RIO DE JANEIRO, RJ (FOLHAPRESS)
A apresentadora Xuxa Meneghel,63, voltou a comentar, nesta quarta-feira (15), as acusações conspiratórias de que seus discos, lançados entre os anos 1980 e o início dos 2000, conteriam mensagens subliminares de cunho satanista. Conhecida como “rainha dos baixinhos”, ela afirmou que seu trabalho sempre esteve associado a conteúdos positivos.
A manifestação ocorreu após um vídeo do teólogo Alan Gentil, que abordou o fenômeno da “pareidolia auditiva” -quando o cérebro interpreta sons aleatórios como algo reconhecível- para explicar por que ouvintes identificavam supostas mensagens ao reproduzir vinis ao contrário.
No conteúdo, o teólogo também relembra a repercussão, à época, de discursos que associavam a apresentadora a práticas satanistas, difundidos em parte por setores religiosos. “Só quem viveu, sabe! O que a Xuxa Meneghel sofreu na mão dos sensacionalistas fundamentalistas religiosos”, afirmou Gentil, ao defender que a artista foi alvo de ataques injustos por anos.

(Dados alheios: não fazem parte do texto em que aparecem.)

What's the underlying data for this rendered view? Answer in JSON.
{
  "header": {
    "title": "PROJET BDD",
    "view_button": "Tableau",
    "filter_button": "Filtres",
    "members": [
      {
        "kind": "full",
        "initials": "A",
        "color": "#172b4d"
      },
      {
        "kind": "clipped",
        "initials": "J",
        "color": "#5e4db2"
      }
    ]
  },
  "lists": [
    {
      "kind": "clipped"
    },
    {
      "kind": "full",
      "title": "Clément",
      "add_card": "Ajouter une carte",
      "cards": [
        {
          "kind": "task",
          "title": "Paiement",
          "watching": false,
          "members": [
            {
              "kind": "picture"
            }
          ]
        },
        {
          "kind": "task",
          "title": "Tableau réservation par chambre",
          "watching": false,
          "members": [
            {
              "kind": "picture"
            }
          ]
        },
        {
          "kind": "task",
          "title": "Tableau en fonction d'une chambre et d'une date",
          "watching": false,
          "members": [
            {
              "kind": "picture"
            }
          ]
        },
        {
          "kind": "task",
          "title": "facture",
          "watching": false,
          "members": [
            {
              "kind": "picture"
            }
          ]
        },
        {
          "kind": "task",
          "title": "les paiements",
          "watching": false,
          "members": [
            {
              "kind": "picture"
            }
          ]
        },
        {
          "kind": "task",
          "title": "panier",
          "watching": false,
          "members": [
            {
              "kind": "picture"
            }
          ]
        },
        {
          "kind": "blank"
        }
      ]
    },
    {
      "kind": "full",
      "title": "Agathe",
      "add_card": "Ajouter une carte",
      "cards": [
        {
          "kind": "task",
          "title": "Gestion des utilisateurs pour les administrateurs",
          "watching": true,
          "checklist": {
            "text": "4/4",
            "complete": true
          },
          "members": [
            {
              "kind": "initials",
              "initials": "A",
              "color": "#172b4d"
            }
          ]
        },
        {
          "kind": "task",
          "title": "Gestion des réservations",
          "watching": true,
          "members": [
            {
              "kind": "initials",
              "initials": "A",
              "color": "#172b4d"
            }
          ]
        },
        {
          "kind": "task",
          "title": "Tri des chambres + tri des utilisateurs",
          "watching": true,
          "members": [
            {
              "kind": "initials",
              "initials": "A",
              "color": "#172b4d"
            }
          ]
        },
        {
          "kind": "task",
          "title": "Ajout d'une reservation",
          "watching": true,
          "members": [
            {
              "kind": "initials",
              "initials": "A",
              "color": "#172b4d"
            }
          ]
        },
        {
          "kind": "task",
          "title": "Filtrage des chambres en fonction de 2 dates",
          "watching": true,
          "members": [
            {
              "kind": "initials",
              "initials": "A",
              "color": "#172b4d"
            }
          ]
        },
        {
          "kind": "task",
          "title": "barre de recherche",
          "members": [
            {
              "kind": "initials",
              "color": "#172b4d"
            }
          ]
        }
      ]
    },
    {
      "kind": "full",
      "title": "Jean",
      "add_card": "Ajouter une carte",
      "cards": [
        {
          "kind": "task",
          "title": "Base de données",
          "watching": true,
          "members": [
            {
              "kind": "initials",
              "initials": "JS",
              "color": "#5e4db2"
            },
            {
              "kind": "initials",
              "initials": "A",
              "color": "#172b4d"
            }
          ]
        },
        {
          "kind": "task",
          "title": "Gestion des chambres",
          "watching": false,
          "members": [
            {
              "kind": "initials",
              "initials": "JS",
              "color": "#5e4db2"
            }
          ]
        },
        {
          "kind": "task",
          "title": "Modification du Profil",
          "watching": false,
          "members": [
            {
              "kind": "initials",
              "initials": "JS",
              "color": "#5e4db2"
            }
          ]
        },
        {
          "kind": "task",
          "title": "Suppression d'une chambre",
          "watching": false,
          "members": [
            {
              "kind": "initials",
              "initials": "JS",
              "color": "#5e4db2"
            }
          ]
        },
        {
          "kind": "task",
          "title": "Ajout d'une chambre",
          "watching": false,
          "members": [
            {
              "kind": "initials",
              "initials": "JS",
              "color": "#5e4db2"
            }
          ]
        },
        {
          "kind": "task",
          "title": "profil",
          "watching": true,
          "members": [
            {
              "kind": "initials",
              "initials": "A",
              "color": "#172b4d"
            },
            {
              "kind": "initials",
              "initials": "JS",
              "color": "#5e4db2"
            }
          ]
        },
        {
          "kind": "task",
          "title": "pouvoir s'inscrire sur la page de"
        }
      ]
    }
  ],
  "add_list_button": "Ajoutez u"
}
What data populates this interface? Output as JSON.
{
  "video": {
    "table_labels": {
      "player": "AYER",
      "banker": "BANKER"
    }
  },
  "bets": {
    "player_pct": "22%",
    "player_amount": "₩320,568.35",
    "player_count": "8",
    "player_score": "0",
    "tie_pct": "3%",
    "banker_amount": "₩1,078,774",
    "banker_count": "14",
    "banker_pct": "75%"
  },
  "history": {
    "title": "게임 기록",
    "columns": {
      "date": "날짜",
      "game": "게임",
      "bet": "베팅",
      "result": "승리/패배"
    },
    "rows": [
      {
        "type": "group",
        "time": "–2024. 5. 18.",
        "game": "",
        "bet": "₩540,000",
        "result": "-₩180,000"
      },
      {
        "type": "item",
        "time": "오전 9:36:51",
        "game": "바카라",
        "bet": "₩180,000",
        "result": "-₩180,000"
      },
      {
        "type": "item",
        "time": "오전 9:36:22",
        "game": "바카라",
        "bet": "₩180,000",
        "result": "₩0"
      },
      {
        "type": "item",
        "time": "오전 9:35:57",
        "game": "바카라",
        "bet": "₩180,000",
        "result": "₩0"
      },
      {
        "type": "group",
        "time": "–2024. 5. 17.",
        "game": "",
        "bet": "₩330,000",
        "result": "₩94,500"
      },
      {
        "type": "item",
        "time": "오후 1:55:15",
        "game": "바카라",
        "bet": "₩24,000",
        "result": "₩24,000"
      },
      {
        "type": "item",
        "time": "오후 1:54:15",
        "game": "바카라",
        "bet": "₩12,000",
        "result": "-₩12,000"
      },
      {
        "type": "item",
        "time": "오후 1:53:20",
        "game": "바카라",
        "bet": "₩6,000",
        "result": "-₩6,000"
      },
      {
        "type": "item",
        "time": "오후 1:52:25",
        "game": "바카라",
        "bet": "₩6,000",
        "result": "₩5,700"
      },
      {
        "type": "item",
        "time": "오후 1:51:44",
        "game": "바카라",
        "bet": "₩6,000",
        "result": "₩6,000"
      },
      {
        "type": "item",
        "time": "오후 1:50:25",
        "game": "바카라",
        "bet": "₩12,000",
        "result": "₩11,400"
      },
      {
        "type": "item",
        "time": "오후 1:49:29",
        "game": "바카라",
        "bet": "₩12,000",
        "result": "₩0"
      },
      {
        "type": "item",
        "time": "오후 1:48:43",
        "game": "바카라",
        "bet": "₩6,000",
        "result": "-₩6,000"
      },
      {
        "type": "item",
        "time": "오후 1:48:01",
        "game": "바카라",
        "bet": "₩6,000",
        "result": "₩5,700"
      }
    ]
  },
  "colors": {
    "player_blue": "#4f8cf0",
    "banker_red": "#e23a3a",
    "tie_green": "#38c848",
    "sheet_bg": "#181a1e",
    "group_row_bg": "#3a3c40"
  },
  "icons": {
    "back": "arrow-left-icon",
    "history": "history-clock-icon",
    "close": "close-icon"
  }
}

Para o teólogo, a apresentadora também foi criticada por autoridades cristãs que a acusavam de exaltar elementos de outras crenças, em meio a um contexto de intolerância religiosa.
Ao comentar a publicação, Xuxa agradeceu a abordagem e aproveitou para retomar o tema, raramente tratado por ela nos últimos anos. “Você fez um carinho na minha alma. Meu coração agradece e se sente abraçado. Por muitos anos me perguntei por que deram tanta força ao diabo e não a Deus. Minhas mensagens sempre foram de alegria e amor. Obrigada. Que Deus te dê em dobro (aliás, a todos)”, desejou a artista ao teólogo.